Yo tenía aquel nombre entre mis notas: Oleg Yasikov, nacido en Solntsevo, un barrio más bien mafiosa de Moscú. Servicio militar con el todavía ejército soviético en Afganistán. Discotecas, hoteles y restaurantes en la Costa del Sol. Y Nino Juárez me completó el cuadro. Yasikov había recalado en la costa malagueña a finales de los ochenta, treintañero, políglota, despierto, recién bajado de un vuelo de Aeroflot y con treinta y cinco millones de dólares para gastar. Empezó comprando una discoteca de Marbella a la que llamó Jadranka y puso pronto de moda, y un par de años más tarde dirigía ya una sólida infraestructura de blanqueo de dinero, basada en la hostelería y los negocios inmobiliarios, terrenos cerca de la costa y apartamentos. Una segunda línea de negocios, creada a partir de la discoteca, consistía en fuertes inversiones en la industria nocturna marbellí, con bares, restaurantes y locales para la prostitución de lujo a base de mujeres eslavas traídas directamente de Europa oriental. Todo limpio, o casi: blanqueo discreto y poco llamar la atención. Pero el DOCS había confirmado sus vínculos con la Babushka: una potente organización de Solntsevo formada por antiguos policías y veteranos de Afganistán, especializados en extorsión, tráfico de vehículos robados, contrabando y trata de blancas, muy interesados también en ampliar sus actividades al narcotráfico.

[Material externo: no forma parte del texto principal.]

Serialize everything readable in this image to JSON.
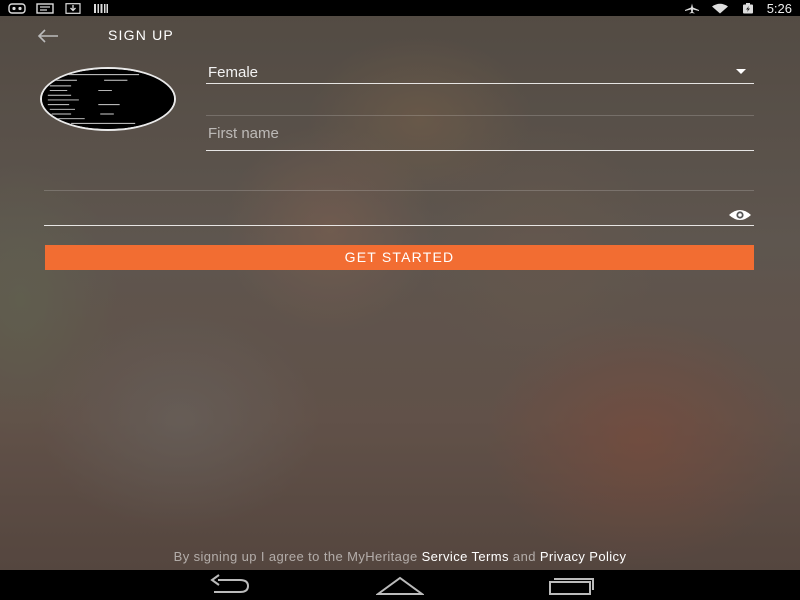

El grupo tenía ya una conexión en el norte de Europa: una ruta marítima que enlazaba Buenaventura con San Petersburgo, vía Goteborg, en Suecia, y Kutka, en Finlandia. Y a Yasikov le encomendaron, entre otras cosas, explorar una ruta alternativa en el Mediterráneo oriental: un enlace independiente de las mafias francesas e italianas que los rusos habían utilizado hasta entonces como intermediarios. Ése era el contexto. Los primeros contactos con los narcos colombianos –cártel de Medellín– consistieron en intercambios simples de cocaína por armas, con poco dinero de por medio: partidas de Kalashnikov y lanzagranadas RPG procedentes de los depósitos militares rusos. Pero la cosa no cuajaba. La droga perdida era uno entre varios tropiezos que tenían incómodo a Yasikov y a sus socios moscovitas. Y de pronto, cuando ya ni siquiera pensaban en ella, aquellos quinientos kilos cayeron del cielo.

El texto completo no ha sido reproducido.